One-to-one quantum simulation of the low-dimensional frustrated quantum magnet TmMgGaO$_4$ with 256 qubits

Abstract

Low-dimensional materials exhibit exotic properties due to enhanced quantum fluctuations, making the understanding of their microscopic origin central in condensed matter physics. Analogue quantum simulators offer a powerful approach for investigating these systems at the microscopic level, particularly in large-scale regimes where quantum entanglement limits classical numerical methods. To date, analogue simulators have largely focused on universal Hamiltonians rather than material-specific quantitative comparisons.
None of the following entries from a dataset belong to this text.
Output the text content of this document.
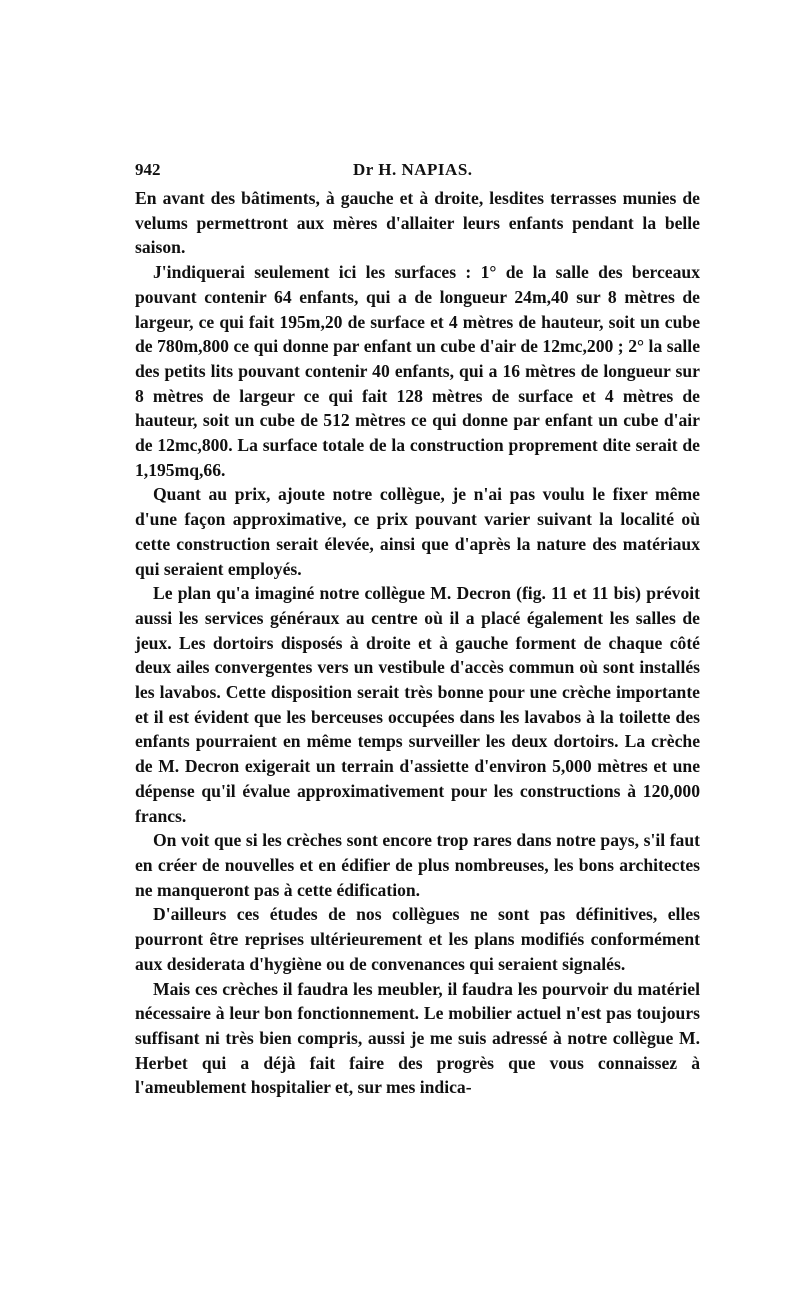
942	Dr H. NAPIAS.

En avant des bâtiments, à gauche et à droite, lesdites terrasses munies de velums permettront aux mères d'allaiter leurs enfants pendant la belle saison.

J'indiquerai seulement ici les surfaces : 1° de la salle des berceaux pouvant contenir 64 enfants, qui a de longueur 24m,40 sur 8 mètres de largeur, ce qui fait 195m,20 de surface et 4 mètres de hauteur, soit un cube de 780m,800 ce qui donne par enfant un cube d'air de 12mc,200 ; 2° la salle des petits lits pouvant contenir 40 enfants, qui a 16 mètres de longueur sur 8 mètres de largeur ce qui fait 128 mètres de surface et 4 mètres de hauteur, soit un cube de 512 mètres ce qui donne par enfant un cube d'air de 12mc,800. La surface totale de la construction proprement dite serait de 1,195mq,66.

Quant au prix, ajoute notre collègue, je n'ai pas voulu le fixer même d'une façon approximative, ce prix pouvant varier suivant la localité où cette construction serait élevée, ainsi que d'après la nature des matériaux qui seraient employés.

Le plan qu'a imaginé notre collègue M. Decron (fig. 11 et 11 bis) prévoit aussi les services généraux au centre où il a placé également les salles de jeux. Les dortoirs disposés à droite et à gauche forment de chaque côté deux ailes convergentes vers un vestibule d'accès commun où sont installés les lavabos. Cette disposition serait très bonne pour une crèche importante et il est évident que les berceuses occupées dans les lavabos à la toilette des enfants pourraient en même temps surveiller les deux dortoirs. La crèche de M. Decron exigerait un terrain d'assiette d'environ 5,000 mètres et une dépense qu'il évalue approximativement pour les constructions à 120,000 francs.

On voit que si les crèches sont encore trop rares dans notre pays, s'il faut en créer de nouvelles et en édifier de plus nombreuses, les bons architectes ne manqueront pas à cette édification.

D'ailleurs ces études de nos collègues ne sont pas définitives, elles pourront être reprises ultérieurement et les plans modifiés conformément aux desiderata d'hygiène ou de convenances qui seraient signalés.

Mais ces crèches il faudra les meubler, il faudra les pourvoir du matériel nécessaire à leur bon fonctionnement. Le mobilier actuel n'est pas toujours suffisant ni très bien compris, aussi je me suis adressé à notre collègue M. Herbet qui a déjà fait faire des progrès que vous connaissez à l'ameublement hospitalier et, sur mes indica-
Here we use a Rydberg-based quantum simulator to study the bulk-layered frustrated quantum magnet TmMgGaO$_4$. Magnetisation measurements obtained from the quantum simulator show excellent agreement with independent measurements performed in a magnetic laboratory facility, validating the proposed effective two-dimensional microscopic Hamiltonian. Building on this quantitative correspondence, we investigate on both platforms the antiferromagnetic phase transition. We further probe the role of quantum fluctuations via snapshot analysis, connecting our results to integrated inelastic neutron scattering data. Finally, we access, with the simulator, non-equilibrium dynamics on picosecond material timescales, including frequency response and thermalisation of observables.